Kirsten Dunst is pissed.
As Dunst, in line behind writer-director Cameron Crowe and in front of actor Orlando Bloom, enters a stuffy room in Toronto’s InterContinental Hotel to take her appointed seat, she is bombarded by the flashes and weapon-sized lenses of dozens of wire photographers. “Chris-ten! Chris-ten!” they scream, looking for a photo that will get them a cheque from a weekly glossy.
“It’s Keer-sten, you guys!” Dunst yells, invisible behind this wall of men. Finally she tells them to back off. “That’s too close!” she warns one.
Her frustration would be understandable at the best of times, but these are not the best of times. Dunst, Bloom and Crowe are gathered, along with castmate Judy Greer and producer Paula Wagner, to discuss Elizabethtown, Crowe’s latest film. It premiered in Venice a couple weeks ago, and by the time the grumbling reached the Toronto International Film Festival in mid-September, it became a wave of pure bile, critics storming through the festival proclaiming it Crowe’s worst movie ever. At the press screening, a rare announcement was made that Crowe was still editing the film, three weeks before its major release—the print about to be screened, it was cautioned, should be considered a work in progress. Elizabethtown—the press-screened work-in-progress, that is—is an unruly film doing all kinds of genre-stepping. We open with Drew Baylor (Bloom), a designer at a shoe company, getting fired. Turns out his disasterous creation will cost the company a billion dollars. Then his father dies and he must go to Elizabethtown, Kentucky, to collect the man’s ashes and bring them home to Oregon. On the flight to Louisville he meets Claire (Dunst), a theoretically charming flight attendant and requisite romantic interest. In Kentucky he finds that his family is—surprise!—a bunch of quirky yokels but they do manage to teach him a little bit about himself, as does Claire, who continues to pop up in his life.
It’s a coming of age film, a love story, a road movie and a family drama—in short, there is too damn much going on in its 138 minutes.

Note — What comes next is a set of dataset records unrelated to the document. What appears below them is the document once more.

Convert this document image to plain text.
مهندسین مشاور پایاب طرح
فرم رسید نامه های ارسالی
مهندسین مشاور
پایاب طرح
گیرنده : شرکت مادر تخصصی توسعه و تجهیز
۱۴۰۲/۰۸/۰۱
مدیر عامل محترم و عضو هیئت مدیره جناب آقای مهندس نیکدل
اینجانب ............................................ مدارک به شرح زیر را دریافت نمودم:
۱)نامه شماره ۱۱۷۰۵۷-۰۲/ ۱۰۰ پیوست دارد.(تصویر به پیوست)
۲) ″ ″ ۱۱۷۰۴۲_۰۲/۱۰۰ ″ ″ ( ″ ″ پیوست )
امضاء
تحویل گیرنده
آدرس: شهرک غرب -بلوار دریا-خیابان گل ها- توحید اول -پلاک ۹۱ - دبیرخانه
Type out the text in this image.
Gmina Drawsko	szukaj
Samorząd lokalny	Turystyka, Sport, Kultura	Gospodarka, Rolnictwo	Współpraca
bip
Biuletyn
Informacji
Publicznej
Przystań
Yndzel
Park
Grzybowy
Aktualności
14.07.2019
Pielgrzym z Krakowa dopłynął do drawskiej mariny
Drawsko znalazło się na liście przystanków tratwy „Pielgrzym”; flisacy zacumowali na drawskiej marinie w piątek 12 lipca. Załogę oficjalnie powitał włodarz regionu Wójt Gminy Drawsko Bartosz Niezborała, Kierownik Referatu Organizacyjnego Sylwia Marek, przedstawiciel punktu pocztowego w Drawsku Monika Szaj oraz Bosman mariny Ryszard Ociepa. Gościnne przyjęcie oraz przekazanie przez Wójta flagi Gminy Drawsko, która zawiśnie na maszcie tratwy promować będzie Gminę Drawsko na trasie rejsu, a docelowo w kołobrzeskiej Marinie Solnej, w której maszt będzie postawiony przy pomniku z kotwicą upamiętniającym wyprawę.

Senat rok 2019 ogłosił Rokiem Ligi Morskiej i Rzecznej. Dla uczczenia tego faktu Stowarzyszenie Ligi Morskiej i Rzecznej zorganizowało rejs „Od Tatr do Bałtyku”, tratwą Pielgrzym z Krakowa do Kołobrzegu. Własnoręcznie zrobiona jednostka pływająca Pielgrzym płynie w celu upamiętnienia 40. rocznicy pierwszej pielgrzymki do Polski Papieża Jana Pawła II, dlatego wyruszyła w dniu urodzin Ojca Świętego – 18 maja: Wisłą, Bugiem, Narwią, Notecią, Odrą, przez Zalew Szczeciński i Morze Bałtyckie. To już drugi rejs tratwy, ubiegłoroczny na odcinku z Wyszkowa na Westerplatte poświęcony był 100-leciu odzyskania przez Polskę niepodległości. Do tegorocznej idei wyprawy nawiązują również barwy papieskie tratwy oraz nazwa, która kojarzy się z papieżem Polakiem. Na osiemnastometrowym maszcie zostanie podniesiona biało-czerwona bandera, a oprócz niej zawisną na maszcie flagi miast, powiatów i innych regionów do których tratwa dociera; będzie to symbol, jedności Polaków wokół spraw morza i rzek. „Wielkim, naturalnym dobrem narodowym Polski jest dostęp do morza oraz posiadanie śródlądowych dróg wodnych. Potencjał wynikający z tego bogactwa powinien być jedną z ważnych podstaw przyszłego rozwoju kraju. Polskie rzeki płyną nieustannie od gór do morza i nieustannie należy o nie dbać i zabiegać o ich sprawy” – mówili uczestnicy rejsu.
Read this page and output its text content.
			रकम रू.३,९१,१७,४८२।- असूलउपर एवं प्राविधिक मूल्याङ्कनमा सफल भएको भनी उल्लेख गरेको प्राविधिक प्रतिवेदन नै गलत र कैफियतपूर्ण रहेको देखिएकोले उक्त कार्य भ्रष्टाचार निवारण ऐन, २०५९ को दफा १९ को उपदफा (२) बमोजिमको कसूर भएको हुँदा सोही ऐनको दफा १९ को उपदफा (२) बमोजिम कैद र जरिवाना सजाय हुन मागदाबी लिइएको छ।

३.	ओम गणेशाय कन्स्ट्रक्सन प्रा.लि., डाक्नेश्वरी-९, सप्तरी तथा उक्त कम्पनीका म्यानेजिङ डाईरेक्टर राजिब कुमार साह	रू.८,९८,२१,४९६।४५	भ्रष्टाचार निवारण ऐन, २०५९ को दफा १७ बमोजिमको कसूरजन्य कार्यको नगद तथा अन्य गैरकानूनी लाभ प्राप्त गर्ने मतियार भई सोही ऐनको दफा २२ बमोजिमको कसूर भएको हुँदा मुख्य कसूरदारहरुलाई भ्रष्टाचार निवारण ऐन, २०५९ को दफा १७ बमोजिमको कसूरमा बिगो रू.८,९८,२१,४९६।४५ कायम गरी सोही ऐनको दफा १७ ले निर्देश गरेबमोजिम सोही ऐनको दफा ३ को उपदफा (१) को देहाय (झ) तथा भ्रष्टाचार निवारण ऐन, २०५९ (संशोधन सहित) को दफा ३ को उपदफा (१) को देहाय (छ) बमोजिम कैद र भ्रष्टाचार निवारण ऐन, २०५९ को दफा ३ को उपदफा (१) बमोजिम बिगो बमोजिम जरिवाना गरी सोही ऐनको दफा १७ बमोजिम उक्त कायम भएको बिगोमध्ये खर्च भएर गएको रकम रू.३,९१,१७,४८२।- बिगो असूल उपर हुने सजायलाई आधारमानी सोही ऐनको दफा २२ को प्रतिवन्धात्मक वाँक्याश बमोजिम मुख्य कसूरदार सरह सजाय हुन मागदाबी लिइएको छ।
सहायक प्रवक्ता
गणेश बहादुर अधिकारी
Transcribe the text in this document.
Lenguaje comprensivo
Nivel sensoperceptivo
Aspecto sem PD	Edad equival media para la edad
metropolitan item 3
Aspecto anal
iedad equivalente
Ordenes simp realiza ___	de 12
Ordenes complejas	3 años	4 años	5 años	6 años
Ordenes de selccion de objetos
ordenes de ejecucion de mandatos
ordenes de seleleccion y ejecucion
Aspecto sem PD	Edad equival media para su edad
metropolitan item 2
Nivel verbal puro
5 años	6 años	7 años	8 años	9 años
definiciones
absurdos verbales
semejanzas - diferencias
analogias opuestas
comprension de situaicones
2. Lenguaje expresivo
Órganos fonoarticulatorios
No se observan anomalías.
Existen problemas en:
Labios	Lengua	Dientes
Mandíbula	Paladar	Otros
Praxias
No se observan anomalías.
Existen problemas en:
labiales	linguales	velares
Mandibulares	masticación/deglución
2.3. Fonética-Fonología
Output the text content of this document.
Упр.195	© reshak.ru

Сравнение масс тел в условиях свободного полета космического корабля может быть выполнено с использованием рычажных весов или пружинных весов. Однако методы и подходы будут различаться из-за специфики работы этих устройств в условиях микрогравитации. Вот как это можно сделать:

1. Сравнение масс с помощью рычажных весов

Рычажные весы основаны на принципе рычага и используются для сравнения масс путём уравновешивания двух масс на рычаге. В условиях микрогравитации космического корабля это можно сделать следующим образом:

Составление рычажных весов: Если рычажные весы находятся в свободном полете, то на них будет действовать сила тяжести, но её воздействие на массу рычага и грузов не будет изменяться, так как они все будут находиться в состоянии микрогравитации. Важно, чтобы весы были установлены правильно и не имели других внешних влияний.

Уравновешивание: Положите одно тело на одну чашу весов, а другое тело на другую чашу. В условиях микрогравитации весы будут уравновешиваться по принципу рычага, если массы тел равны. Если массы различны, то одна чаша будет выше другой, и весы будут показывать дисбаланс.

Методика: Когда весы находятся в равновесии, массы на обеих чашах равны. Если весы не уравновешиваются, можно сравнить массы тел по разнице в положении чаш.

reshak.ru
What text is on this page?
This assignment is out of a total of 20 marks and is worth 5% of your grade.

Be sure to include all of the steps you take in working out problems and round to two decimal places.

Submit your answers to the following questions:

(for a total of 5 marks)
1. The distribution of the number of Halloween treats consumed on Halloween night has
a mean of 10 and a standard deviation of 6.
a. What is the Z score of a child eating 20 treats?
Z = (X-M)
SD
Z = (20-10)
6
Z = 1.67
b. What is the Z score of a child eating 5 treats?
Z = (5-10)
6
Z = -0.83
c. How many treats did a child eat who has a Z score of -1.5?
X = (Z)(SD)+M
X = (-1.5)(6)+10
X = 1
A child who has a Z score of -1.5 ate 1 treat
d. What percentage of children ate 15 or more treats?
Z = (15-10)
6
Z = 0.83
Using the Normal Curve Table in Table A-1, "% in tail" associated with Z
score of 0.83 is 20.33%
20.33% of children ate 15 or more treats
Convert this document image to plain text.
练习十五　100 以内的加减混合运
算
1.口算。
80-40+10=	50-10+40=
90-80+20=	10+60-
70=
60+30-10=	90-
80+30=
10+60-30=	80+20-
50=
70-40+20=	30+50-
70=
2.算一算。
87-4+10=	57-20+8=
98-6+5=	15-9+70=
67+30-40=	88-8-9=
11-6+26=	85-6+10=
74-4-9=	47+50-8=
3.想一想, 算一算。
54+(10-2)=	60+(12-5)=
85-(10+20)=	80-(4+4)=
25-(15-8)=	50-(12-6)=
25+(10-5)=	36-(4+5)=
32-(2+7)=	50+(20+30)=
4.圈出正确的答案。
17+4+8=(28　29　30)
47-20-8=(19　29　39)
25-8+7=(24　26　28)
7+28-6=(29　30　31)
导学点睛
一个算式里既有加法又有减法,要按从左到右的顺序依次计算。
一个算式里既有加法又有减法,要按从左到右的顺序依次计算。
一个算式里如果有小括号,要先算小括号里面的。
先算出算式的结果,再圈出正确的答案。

But the claims of shit are exaggerated—Vanilla Sky and Jerry Maguire are surely worse than this, and like all Crowe films, there are outside-reality moments that stand alone as transcendent moments of filmmaking. In Almost Famous it’s the “Tiny Dancer” scene, in Elizabethtown it’s a tap dance performed at the memorial by Susan Sarandon, wife of the dead man, never accepted by his family. (It’s this memorial sequence that has reportedly seen the business end of the editing room as Elizabethtown opens this week, 18 minutes shorter than in Toronto.)
“There are so many characters and plotlines,” the affable Crowe laments, “figuring out where things go was one of the challenges. This is gonna be the movie, but the rhythm will be tighter in the second half. It’s good when there’s a banquet plate in the movie.”
Like most of Crowe’s films, especially Almost Famous, music was as integral as casting. “The music is telling your story the whole time,” he says. “I hate the scenes where the guy is dancing around the room and the song goes”—he begins singing in a whiny power-ballad voice— “‘He’s dancing around the room!’”
Crowe admits to culling from 20 or 30 proposed songs for every scene. Surprisingly, the film’s dozens of mostly alt-country tracks—from the requisite Tom Petty to My Morning Jacket, Wheat and Kathleen Edwards—were cheaper than the whole of Almost Famous’s soundtrack budget. “It was so much new music,” Crowe points out. “I tried to make the movie our own radio station.”
That goal is certainly reached, and with Elizabethtown, Crowe’s aiming for another one: progression.
“I’m starting the movie with an ending and ending the movie with a beginning,” he says. “This movie’s a little bit of a chapter-closer for me. How long can you be a warrior for optimism?”
Elizabethtown opens Friday, October 14.